One Star

Pig problem - Dealing with two delimiters. Please help.

I'm new to to Pig. I have a problem -
My input textfile.txt ->
aaaa,bbbb,cccc
aaaa,'xxxx,yyyy',zzzz
qqqq,wwww,eeee
Output should have three columns only. Anything in single quotes should be treated as single column.  'xxxx,yyyy' to be treated as one field data only.
If I use below -
A = load textfile.txt PigStorage(,) as (col1:chararray, col2:chararray ,col3:chararray)
I get -
(aaaa,bbbb,cccc)
(aaaa,'xxxx,yyyy')
(qqqq,wwww,eeee)
Please help me with this.
3 REPLIES
Community Manager

Re: Pig problem - Dealing with two delimiters. Please help.

Hi 
It seems Pig don't support escape char, can you please report a issue in our bugtracker and discuss with our developers.
Best regards
Shong
----------------------------------------------------------
Talend | Data Agility for Modern Business
Six Stars

Re: Pig problem - Dealing with two delimiters. Please help.

The tPigLoad component would need to be updated to use a loader that supports this, such as the CSVLoader in the piggybank.
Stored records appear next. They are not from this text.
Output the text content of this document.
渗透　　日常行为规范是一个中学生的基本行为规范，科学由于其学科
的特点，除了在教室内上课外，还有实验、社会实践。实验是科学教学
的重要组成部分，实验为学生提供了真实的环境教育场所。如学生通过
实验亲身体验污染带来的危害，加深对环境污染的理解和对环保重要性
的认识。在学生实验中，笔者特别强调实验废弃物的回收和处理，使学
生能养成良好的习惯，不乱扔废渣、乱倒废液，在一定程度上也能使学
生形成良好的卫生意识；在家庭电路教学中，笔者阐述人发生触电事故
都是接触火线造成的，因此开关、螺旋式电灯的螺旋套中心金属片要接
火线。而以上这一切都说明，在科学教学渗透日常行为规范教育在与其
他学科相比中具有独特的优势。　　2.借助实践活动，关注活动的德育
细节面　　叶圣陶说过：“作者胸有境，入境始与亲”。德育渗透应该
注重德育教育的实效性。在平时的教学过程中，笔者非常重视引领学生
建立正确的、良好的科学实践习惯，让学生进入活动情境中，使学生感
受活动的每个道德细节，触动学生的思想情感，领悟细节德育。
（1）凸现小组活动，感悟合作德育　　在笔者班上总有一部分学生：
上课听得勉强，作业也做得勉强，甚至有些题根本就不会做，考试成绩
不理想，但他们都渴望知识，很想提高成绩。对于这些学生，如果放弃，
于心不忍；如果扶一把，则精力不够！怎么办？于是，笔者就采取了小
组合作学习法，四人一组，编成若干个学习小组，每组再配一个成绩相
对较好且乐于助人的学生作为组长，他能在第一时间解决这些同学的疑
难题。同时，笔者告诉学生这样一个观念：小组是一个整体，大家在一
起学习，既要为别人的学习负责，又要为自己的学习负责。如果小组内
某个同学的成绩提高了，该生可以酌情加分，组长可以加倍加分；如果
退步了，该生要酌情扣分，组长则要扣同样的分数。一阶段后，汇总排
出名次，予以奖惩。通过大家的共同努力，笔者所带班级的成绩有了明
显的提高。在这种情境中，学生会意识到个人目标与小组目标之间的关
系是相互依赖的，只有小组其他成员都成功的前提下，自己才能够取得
Otherwise you will need to preprocess the file to have clear delimiters that do not appear in the data.
http://pig.apache.org/docs/r0.9.1/api/org/apache/pig/piggybank/storage/CSVLoader.html
One Star

Re: Pig problem - Dealing with two delimiters. Please help.

Is CSV loader added to Talend ? May I know the current status?